Selon eux, les experts cherchent à expliquer par un enchaînement médical improbable les causes de ce décès, alors qu’il existe des explications plus logiques et plus simples, à commencer par celle d’une « asphyxie mécanique », due aux méthodes d’interpellation. Reprenant le récit de l’arrestation, ils soulèvent que les différentes auditions permettent de constater que le jeune homme a notamment reçu le poids des trois gendarmes sur son corps.
« Il est étonnant de constater que cette expertise médico-légale ne s’est pas intéressée avec insistance à ces concepts d’asphyxie positionnelle, qui ont été décrits dans plusieurs études s’intéressant aux décès survenus lors d’arrestations policières », notent-ils, rappelant que trois des quatre expertises médicales réalisées jusqu’à présent « concluent en l’existence d’un syndrome asphyxique aigu ».
Quel regard portera le procureur de Paris sur cette contre-expertise que la famille a versé au dossier ? Depuis le 14 décembre 2018, les juges d’instruction ont clos leur enquête et ont transmis le dossier au parquet, où il est « en cours de règlement », selon une source judiciaire. Toutes les demandes de nouveaux actes formulées par la famille ont été rejetées, notamment celle d’une contre-expertise mandatée par la justice.

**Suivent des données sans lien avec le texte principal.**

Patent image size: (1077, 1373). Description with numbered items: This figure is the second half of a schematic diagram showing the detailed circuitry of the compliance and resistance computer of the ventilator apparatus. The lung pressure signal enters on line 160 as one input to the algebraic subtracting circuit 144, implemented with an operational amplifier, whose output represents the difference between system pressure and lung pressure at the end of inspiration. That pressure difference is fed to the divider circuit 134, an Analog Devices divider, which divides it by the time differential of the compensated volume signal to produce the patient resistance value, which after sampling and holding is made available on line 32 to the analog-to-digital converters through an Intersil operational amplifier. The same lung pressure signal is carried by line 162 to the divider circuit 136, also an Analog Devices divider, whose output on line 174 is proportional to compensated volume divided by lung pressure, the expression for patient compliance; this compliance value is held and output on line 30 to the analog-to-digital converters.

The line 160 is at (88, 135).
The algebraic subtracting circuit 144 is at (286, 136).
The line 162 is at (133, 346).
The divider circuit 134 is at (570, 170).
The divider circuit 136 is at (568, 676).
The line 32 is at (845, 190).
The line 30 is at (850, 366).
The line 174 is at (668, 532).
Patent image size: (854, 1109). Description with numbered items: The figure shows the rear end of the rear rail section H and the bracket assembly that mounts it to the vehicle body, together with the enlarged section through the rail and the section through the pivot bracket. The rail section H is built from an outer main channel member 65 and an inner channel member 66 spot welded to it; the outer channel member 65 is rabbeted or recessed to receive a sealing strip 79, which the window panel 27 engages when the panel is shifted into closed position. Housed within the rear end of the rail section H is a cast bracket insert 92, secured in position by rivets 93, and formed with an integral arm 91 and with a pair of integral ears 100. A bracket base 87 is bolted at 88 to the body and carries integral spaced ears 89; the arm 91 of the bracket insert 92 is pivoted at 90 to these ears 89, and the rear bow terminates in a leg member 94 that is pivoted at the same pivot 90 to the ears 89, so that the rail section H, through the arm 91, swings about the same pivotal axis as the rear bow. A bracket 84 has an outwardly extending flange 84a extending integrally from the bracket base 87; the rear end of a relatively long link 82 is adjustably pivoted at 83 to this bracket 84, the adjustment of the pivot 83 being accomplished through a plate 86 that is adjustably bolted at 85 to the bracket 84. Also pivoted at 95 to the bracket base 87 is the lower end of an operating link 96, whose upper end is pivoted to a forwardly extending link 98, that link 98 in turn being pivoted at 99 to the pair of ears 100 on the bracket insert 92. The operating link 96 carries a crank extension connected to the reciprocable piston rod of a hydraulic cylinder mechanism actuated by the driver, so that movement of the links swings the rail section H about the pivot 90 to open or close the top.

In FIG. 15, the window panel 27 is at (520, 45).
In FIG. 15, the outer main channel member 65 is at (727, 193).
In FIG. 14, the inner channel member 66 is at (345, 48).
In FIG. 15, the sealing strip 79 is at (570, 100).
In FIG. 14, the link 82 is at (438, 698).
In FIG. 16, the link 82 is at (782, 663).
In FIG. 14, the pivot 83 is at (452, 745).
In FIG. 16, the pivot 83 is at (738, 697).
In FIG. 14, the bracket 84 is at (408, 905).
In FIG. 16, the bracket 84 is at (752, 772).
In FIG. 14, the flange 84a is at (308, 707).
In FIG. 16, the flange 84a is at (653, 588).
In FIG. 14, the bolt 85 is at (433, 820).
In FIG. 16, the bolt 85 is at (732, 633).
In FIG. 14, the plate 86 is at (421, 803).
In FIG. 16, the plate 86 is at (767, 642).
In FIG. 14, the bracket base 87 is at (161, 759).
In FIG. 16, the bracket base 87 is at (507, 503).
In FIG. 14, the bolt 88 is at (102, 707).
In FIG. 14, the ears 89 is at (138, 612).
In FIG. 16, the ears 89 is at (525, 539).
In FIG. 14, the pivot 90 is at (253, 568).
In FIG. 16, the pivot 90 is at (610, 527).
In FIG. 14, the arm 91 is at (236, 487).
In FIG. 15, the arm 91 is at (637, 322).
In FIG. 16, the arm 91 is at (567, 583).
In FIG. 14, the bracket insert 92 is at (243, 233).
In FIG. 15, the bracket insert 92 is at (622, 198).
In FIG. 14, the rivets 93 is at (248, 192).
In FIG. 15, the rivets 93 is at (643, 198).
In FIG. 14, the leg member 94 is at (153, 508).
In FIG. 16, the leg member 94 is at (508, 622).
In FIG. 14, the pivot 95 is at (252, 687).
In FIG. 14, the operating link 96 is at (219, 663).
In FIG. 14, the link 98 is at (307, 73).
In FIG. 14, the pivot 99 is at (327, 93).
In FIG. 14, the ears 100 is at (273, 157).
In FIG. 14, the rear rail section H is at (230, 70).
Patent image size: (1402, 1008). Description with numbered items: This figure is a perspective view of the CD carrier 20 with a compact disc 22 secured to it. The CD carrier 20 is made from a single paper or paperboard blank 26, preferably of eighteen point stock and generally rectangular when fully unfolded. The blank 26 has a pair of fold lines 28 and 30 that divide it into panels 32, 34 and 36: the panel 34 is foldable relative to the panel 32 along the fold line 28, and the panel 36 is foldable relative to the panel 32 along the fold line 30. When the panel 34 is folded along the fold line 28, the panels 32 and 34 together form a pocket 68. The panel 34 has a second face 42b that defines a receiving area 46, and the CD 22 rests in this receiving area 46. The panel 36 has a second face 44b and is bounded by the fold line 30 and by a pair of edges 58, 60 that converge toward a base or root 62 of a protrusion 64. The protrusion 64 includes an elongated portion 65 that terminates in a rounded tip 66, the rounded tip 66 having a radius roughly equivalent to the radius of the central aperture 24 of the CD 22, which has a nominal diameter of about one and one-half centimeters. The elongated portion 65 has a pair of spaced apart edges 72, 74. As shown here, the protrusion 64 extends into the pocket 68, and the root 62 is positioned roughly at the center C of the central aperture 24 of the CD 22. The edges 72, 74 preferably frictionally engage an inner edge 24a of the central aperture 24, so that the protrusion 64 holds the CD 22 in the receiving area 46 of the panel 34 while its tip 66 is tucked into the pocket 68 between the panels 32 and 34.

L’hypothèse du non-lieu tenait jusque-là la corde. Les magistrats ont manifestement été convaincus par les conclusions du précédent rapport rendu en septembre 2018, qui exonérait les gendarmes. En témoigne leur décision de ne pas mettre en examen les trois militaires, à la suite de leur audition, fin novembre 2018. Ces derniers ont simplement été placés sous le statut de témoin assisté, pour « non-assistance à personne en péril ».
La famille d’Adama Traoré demande qu’ils soient à nouveau entendus, notamment pour répondre plus précisément sur les conditions de l’interpellation. Elle réclame aussi une reconstitution sur les lieux de l’arrestation, pour prouver que le jeune homme, qui aurait parcouru 400 mètres en dix-huit minutes, n’a pas produit un effort intense susceptible d’être à l’origine de son décès.